トレースバックとは、手元に届いたある商品に対する情報を遡って探すことを意味します。その商品がどこで組み立てられたのか?どんなパーツで構成されているのか?さらに、そのパーツはどこで作られたのか?そして原材料はなにか?原材料の産地は・・・一つの商品に対して遡及していく(できる)ことがトレースバックです。トレースバック実現には大きく分けると二つの課題があります。

・卸問屋など、仲介業者のビジネスのあり方を大きく阻害する。
・トレースに必要な情報は商流の途中に存在する各社ごとに異なる管理をしており、それを整理するアーキテクチャが必要になる。

こうした課題に対して、弊社では

・Cordaの使用によるビジネスプライバシーの確保

・GS1/EPICS等が定める物流管理アーキテクチャをベースにしたトレーサビリティ情報に対する独自の管理手法の構築(設計中)

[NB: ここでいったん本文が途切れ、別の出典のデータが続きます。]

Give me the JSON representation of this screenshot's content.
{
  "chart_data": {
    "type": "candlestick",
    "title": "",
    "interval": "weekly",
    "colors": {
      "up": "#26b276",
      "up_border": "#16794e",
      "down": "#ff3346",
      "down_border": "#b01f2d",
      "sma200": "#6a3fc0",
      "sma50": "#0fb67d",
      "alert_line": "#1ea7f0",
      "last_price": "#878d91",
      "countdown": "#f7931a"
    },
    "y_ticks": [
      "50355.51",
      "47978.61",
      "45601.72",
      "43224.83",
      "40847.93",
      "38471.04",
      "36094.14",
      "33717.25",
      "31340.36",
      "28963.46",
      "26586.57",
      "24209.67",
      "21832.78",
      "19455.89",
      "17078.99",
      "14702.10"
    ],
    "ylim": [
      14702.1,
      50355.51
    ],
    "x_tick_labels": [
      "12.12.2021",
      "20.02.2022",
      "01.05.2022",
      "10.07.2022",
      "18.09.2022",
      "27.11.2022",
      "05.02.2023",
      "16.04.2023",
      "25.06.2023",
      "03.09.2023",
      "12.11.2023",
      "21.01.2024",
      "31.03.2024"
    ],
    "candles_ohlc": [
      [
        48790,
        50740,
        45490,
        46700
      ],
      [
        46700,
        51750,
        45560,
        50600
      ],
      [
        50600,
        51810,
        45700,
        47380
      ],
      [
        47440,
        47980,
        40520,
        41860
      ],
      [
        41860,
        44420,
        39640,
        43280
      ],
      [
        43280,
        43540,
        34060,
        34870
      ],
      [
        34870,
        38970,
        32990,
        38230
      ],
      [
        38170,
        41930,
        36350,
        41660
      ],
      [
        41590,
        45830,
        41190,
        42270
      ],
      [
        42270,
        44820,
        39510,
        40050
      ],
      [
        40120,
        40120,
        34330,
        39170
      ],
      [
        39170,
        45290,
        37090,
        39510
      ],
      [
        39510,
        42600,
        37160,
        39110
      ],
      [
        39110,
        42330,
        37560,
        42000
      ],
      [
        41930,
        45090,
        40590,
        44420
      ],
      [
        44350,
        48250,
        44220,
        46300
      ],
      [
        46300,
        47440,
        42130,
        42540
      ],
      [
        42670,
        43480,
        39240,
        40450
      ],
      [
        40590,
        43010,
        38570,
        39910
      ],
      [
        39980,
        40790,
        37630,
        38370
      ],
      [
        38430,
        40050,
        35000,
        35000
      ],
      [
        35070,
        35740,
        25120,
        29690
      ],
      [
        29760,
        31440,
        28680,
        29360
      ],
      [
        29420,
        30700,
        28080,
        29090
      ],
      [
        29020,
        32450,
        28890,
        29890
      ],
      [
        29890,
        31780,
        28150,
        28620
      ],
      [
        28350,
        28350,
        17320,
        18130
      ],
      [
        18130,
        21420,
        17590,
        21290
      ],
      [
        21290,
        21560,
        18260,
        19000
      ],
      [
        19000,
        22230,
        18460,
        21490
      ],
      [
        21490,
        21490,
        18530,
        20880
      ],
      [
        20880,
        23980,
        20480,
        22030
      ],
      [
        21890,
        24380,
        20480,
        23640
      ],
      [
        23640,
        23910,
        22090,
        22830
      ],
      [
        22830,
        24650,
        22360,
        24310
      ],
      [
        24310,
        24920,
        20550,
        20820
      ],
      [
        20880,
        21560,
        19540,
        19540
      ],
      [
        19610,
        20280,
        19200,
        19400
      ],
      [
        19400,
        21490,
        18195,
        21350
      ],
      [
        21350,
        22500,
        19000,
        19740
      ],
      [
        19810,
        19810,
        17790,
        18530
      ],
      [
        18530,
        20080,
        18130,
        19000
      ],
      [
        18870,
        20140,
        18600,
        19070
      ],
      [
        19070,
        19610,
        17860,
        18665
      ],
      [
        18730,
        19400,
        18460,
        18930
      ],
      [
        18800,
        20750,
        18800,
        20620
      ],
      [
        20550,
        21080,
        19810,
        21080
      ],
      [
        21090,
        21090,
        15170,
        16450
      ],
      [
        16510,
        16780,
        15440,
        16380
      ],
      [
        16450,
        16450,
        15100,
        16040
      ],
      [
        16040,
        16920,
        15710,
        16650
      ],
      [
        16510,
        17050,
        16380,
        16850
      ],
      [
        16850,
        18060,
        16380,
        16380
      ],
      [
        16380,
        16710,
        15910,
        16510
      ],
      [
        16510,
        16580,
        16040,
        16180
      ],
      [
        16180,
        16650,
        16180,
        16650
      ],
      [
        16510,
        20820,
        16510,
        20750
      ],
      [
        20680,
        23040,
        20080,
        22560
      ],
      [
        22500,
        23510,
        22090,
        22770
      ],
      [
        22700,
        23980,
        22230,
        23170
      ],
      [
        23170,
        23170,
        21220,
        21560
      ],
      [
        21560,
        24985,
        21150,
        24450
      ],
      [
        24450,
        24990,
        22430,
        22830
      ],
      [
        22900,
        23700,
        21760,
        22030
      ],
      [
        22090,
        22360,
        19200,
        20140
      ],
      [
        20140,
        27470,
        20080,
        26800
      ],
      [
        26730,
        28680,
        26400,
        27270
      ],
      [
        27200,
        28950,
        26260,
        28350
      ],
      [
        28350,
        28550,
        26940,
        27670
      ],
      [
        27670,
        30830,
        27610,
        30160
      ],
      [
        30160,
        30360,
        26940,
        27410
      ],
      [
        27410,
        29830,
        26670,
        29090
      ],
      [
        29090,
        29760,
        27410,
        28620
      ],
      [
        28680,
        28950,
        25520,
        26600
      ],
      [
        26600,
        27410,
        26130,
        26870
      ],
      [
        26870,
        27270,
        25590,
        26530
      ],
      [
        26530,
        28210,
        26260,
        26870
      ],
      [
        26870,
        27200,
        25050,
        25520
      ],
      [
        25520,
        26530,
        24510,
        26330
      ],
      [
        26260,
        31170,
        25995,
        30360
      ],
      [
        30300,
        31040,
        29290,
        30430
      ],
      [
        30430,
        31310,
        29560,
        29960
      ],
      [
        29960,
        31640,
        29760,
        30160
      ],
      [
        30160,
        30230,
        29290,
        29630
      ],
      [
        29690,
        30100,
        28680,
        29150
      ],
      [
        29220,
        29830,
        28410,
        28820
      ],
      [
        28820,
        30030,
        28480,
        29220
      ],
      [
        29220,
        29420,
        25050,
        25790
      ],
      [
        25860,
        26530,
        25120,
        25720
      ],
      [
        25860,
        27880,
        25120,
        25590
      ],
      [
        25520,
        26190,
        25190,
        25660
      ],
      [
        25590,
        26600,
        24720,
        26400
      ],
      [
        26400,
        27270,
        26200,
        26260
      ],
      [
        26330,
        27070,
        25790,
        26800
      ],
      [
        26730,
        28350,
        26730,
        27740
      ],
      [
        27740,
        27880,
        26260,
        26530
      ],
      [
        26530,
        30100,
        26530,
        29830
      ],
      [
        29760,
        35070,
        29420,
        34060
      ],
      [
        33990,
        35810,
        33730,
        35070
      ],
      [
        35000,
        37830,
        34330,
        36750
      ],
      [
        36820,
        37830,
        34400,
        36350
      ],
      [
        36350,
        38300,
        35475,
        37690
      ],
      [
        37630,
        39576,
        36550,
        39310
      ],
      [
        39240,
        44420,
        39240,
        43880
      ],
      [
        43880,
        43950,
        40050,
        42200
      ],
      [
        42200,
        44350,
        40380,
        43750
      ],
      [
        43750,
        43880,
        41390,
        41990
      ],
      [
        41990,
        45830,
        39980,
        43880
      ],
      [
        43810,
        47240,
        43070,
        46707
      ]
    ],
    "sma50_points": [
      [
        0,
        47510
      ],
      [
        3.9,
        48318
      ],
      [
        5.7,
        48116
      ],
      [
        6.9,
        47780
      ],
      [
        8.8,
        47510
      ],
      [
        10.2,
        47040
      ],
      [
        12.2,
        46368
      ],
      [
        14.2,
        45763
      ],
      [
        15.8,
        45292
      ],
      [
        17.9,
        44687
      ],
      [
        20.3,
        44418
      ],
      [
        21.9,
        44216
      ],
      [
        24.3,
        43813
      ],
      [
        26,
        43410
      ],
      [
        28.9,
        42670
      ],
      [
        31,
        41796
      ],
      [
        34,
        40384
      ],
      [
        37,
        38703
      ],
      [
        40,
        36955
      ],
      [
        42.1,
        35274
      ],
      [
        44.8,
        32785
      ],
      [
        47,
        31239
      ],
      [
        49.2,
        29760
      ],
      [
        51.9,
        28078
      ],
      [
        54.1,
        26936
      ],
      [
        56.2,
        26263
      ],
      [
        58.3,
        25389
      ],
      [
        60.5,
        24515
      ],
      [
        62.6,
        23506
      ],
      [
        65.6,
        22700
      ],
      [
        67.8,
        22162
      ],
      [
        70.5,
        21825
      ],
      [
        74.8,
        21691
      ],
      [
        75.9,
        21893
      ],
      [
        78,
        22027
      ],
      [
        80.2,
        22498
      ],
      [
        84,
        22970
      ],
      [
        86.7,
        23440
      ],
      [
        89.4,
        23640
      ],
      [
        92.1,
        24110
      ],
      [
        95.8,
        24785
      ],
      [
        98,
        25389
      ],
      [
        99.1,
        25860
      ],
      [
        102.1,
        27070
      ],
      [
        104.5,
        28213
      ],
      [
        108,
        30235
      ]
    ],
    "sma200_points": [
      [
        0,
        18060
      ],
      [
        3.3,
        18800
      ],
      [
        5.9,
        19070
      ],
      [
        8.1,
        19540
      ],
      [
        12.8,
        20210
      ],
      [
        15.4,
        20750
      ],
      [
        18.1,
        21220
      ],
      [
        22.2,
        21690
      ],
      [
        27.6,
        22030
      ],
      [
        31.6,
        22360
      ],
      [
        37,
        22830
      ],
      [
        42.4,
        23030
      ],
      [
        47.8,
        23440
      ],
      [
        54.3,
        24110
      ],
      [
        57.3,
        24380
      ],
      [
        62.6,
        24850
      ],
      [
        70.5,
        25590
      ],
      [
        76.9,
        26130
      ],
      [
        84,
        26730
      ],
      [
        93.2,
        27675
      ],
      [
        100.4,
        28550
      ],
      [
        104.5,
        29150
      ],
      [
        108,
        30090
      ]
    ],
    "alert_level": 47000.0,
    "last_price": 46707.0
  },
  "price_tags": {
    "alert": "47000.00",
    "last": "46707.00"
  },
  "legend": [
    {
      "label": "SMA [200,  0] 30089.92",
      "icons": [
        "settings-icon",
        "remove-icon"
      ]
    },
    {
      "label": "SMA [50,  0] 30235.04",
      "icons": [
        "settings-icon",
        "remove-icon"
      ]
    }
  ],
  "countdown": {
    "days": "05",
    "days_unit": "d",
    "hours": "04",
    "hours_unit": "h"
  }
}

などによって技術/ビジネス上の課題を克服しようとしています。

トレースフォワード

トレースフォワードとは、例えば特定の部品にリコールがかかった場合に、当該部品を使用した商品をサプライチェーン上で特定し、その商品を生産・販売・保有する主体にその問題を通知する機能です。あるロットのタイヤにパンクの危険性があるならば、そのタイヤを使ったすべての自動車に対して緊急連絡する必要がある。といったお話です。(悪い例にタイヤを使っていることに何の他意もありません。ご容赦ください)

トレースフォワード実現には以下のような課題があります。

・トレースフォワードを実現するためには、ある部品がサプライチェーン上のどこを流れたのかについてその部品の生産者が知る必要がある。

弊社では、まだこの課題に対して最適なアーキテクチャを構成できておりません。やり方としては

・リコール情報を一元管理・展開する主体を用意する。

・スマートコントラクトに情報展開義務を負わせる。

・サプライチェーンに参加している企業にリコール情報の展開責任を負わせる。

などがあり、個人的には3つ目が適切だと考えていますが、まだまだ検討中です。(一つ目は商流の全てを把握する主体を仮定していて非現実的。二つ目はプライバシー要件を無視するので非現実的。)

バーティカルトレース

最後に、バーティカルトレースという概念を紹介します。こちらの言葉は私の造語です。ググってみたけれど出てこなかった・・

トレースバーティカルとは、自分の手元にある商品と同じ商品が、いったいどこの誰に届いているのかを示すトレーサビリティ機能の一つです。

トレースバーティカルは、トレーサビリティにおいてブロックチェーンを用いる価値を示しやすい一つの例になります。どういうことでしょう?

端的に言えば「信頼できる口コミの共有」です。例えば手元にある一本のお酒のボトルのことを考えてみます。自分の手元にある美味しいお酒は、他に誰が持っているのか。既に飲んだ人は美味しいと思っているのか。そもそもこの貴重なボトルは世界にあと何本残っているのか。

こうした情報は従来「口コミ」として流通してきたと考えています。ただ一方でこうした情報は真偽を確かめる術がありません。結果こうした口コミを共有するサイトの信頼性は下がっているのが現状です。”口コミの真偽を確かめるサイト”すら存在する。しかしブロックチェーントレーサビリティサービスがあれば、偽物の口コミを排除できます。生産された酒の総量をブロックチェーン上でトレーサビリティを取る。そうすると、トレーサビリティを取ったお酒が今どこで、誰が持っているのかを管理できます。あたかもお酒がブロックチェーン上のトークンであるかのような考え方です。

そして、本当にお酒を持っている、飲んでいる本人だけが書き込むことのできる口コミをブロックチェーン上に載せていく。この口コミの信憑性は、非常に高いはずです。

世の中にあと5本しか残っていない希少なワインがあったとして。
バーティカルトレースによって、持ち主が集まって一本だけ開けて楽しむなんて世界も作れるかもしれません。

4. まとめ

この記事では弊社(SBIトレーサビリティ)が取り組むトレーサビリティサービスのあり方についてご説明差し上げました。ご興味があればSBI R3 Japan、または弊社へ直接ご連絡いただければ幸いです。

SHIMENAWA(弊社トレーサビリティサービス)は、一社単独で提供できるものではなく、多くの企業・団体様との協業があって初めて実現できるサービスだと考えています。様々な観点を持ち寄って、より良い世界を実現する助けになればいいと思っております。

長くなりましたがご一読ありがとうございました。